Waltz - Leonid Afremov |
Estou sentada na mesa do meu escritório, pela janela à minha frente
avisto uma árvore frondosa, com os seus galhos remexendo para lá e para cá,
dançando no rítimo do vento frio de uma tarde ensolarada de outono.
Tento escrever o que foi a experiência que eu e mais 30 pessoas vivemos
nestes últimos três dias ... num encontro, intenso, de conversas sobre a morte.
O barulho ensurdecedor das palavras dentro de mim se depara com a barreira do
silêncio que faço. Não sou capaz de colocar os pensamentos em palavras. Volto a olhar a janela.
Da dança entre os galhos e o vento, observo uma folha que cai, ainda
existe nela uma dança e ela, inteiramente presente no seu processo de morte baila,
alegremente, até tocar o chão.
Meu pensamento se desloca, rapidamente, para o tempo, para as
histórias e as pequenas
e grandes mortes do dia-a-dia. E na música frenética dos meus pensamentos
resolvo fechar os meus olhos por alguns instantes, na esperança que eles
apaguem a luz da minha mente e coloque os pensamentos para dormir.
Me sinto como um grande salão e em uma inspiração profunda as janelas se
abrem, uma brisa suave entra, a atmosfera se serena, já não existe barulho.
Um dançarino adentra ao salão. Numa vitrola antiga coloca um vinil. O tocar da agulha no disco preto faz ecoar um som que me traz a memória as boas
músicas da infância...é uma valsa. Com passos calmos e firmes vejo-o caminhar em minha
direção e, ao mesmo tempo que sua mão direita me convida para a dança, ouço o
iniciar da cantoria “um dia ele chegou tão
diferente, do seu jeito de sempre chegar...”
Não apresenta sua face, mas quando a sua mão esquerda se acomoda na minha cintura,
delicadamente sussura seu nome em meu ouvido: Eu sou o tempo.
Eu e a música
paralisamos sincronicamente. Nos olhamos. Ele dum jeito muito mais quente do que sempre costumava olhar. Sustentamos um o
olhar do outro, nos reconhecíamos. Eu n’Ele, Ele, em mim. Um avalanche de
sentimendos me inundou, ele apertou a minha mão um pouco mais forte. Primeiro pedi
licença ao medo e não maldisse a vida
tanto quanto era meu jeito
de sempre falar e fechei os olhos.
Dentro de mim começei a descer as escadas das minhas dúvidas, da raiva,
da tristeza, dos meus julgamentos muitas vezes cruéis sobre mim e sobre os
outros...meu coração dispara. Estou prestes a reencontrar algo precisoso.

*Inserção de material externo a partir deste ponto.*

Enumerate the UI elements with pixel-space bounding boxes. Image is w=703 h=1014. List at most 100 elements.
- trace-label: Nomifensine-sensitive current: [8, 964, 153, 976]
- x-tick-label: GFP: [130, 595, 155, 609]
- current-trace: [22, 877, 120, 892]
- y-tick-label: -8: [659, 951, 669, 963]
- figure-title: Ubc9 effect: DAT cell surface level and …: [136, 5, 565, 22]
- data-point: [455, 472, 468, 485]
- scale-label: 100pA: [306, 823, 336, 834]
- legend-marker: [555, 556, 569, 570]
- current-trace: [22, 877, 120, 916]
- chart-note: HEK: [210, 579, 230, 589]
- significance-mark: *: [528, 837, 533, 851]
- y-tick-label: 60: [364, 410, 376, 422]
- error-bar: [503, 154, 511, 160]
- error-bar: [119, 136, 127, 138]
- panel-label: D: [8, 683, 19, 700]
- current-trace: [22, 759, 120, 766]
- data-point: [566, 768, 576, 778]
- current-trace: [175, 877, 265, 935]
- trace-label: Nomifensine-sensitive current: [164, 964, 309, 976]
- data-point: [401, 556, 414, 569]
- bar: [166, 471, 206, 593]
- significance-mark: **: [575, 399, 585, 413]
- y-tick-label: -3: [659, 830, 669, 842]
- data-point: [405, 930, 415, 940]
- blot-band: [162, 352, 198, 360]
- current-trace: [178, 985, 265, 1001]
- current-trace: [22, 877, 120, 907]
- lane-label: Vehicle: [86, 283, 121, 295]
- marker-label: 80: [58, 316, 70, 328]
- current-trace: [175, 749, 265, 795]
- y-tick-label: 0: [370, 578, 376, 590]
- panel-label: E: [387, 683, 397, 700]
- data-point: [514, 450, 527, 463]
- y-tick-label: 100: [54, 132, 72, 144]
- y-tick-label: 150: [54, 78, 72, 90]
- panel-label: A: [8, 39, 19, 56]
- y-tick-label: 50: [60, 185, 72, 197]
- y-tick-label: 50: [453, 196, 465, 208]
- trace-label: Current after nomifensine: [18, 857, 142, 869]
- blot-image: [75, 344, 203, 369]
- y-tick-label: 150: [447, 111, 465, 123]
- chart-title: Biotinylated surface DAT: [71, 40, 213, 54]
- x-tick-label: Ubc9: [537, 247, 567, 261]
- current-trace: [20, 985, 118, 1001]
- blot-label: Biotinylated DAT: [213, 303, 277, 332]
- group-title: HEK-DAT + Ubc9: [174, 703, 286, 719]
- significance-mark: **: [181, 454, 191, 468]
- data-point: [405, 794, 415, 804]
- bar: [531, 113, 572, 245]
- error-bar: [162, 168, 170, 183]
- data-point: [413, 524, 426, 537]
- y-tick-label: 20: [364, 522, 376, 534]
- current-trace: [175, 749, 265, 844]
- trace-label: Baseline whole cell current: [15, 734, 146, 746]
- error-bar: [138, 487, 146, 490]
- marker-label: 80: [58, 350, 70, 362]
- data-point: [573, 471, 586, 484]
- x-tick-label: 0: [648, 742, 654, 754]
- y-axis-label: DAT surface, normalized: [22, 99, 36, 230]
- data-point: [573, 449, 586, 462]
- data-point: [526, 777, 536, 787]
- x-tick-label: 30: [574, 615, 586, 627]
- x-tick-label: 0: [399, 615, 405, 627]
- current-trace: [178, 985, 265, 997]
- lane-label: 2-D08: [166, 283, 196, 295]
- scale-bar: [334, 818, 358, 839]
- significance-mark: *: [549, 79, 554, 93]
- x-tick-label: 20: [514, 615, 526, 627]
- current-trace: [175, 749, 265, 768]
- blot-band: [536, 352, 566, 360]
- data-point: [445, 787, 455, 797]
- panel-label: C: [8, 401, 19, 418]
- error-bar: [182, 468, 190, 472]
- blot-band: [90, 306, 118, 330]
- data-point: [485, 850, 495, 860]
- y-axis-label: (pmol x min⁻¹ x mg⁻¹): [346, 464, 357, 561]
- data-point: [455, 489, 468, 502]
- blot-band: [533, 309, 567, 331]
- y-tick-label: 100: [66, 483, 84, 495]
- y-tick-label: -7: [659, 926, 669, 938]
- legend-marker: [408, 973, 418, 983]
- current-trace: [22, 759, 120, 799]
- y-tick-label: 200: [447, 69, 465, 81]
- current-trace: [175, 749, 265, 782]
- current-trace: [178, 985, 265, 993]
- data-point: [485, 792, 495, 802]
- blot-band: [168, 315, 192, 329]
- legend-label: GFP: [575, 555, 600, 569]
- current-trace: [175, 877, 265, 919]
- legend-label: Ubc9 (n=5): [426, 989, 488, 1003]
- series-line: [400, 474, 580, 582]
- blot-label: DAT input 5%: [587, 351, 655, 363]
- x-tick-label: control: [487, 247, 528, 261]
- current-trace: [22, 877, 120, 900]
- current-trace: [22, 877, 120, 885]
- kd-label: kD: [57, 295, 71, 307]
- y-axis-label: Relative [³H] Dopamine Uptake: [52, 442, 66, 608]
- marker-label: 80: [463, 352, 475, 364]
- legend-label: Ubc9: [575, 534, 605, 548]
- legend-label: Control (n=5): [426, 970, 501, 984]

Abro uma porta velha com fechaduras enferrujadas. Olho e me vejo, aquela eu
de quem tanto gosto e não a deixo só num canto; pra seu grande
espanto convido-a para rodar.
Então ela se fez bonita
como há muito tempo não queria ousar, com seu vestido decotado cheirando a
guardado de tanto esperar subimos as escadas correndo. Quando abro os olhos é através
dela que o vejo de novo e tão rápido quando um pensamento passo ser uma
observadora de mim mesma. Daquela cena. Daquela eu de quem tanto gosto. Sorrio.
“Depois os dois
deram-se os braços como há muito
tempo não se usava dar, e cheios de ternura e graça foram para a praça e
começaram a se abraçar. E ali dançaram tanta dança que a vizinhança toda
despertou, e foi tanta felicidade que toda a cidade se iluminou. E foram tantos
beijos loucos
tantos gritos roucos como não se ouvia mais. Que o mundo compreendeu...”
tantos gritos roucos como não se ouvia mais. Que o mundo compreendeu...”
Como uma linda aquarela a cena começa a se dissipar. Inspiro
profundamente e abro os olhos. Olho pela janela e lá fora já é noite, mas é
cheiro de dia raiando que respiro. O dia amanheceu em paz.
*inpirado na Valsinha de Chico Buarque de Holanda.